Although middle school education in Israel is free to students, in some parts of the country, parents are protesting the practice of expense-creep in which families are on the hook for expensive ancillary purchases. Recently, this includes de facto requirements that parents fund totally or partially the purchase of a notebook computer to allow their kids to participate in courses dependent on technology.
This was the case of one 7th grader from Ra'anana's Rimon Middle School who earlier this month received an invitation to a ceremony distributing computers to all students, which was at the same time a demand to turn over NIS 2,700 (~$600+ USD) to the supplier for its purchase. The family united with others from the middle school who were in opposition to the program and began a contentious and bitter war of words with school administrators.

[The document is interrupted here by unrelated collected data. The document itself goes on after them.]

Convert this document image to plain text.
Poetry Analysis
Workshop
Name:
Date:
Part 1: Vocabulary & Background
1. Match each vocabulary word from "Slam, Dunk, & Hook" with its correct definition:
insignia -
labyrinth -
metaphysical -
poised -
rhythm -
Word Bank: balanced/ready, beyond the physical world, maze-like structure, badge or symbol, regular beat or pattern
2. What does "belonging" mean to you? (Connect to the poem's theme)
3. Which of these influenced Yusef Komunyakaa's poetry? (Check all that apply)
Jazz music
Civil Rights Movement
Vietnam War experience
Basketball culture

The school is denying that there's any bad blood between administrators and parents, and insists that prior to putting the program into effect, it took into account the students' varying economic situations. Those who can not afford to pay will be given discounts and subsidies for the computers, the school contends.
But parents are unmollified. They are especially taking issue with the fact that the school is forcing the purchase from one particular vendor and will not allow families to either purchase elsewhere or use computers they already own.
A school action committee has been formed, claiming to represent dozens of parents who are opposed to the program, mainly because of the high payment demanded – but also because of doubts over the educational benefit of the computers and concern about radiation coming from a wireless network at the school.
This is only one of the many instances of the kind of hidden costs being pushed onto families whose children attend primary and secondary schools in Israel.
Parents' payments during the current school year range from NIS 250 at the kindergartens to NIS 1,370 at the high schools. However, the amounts are liable to be higher in the wake of the optional payments demanded from parents for the voluntary purchase of services and enrichment classes.
Adding insult to injury, according to Haaretz, are the allegations that school staff are applying pressure to students to get their parents to pay up and stop protesting. A parent who declined to give their name reported that several neighbors received "veiled threats" from the school, leaving some to believe that unless the money was turned over, their children were going to find themselves subjects to harassment.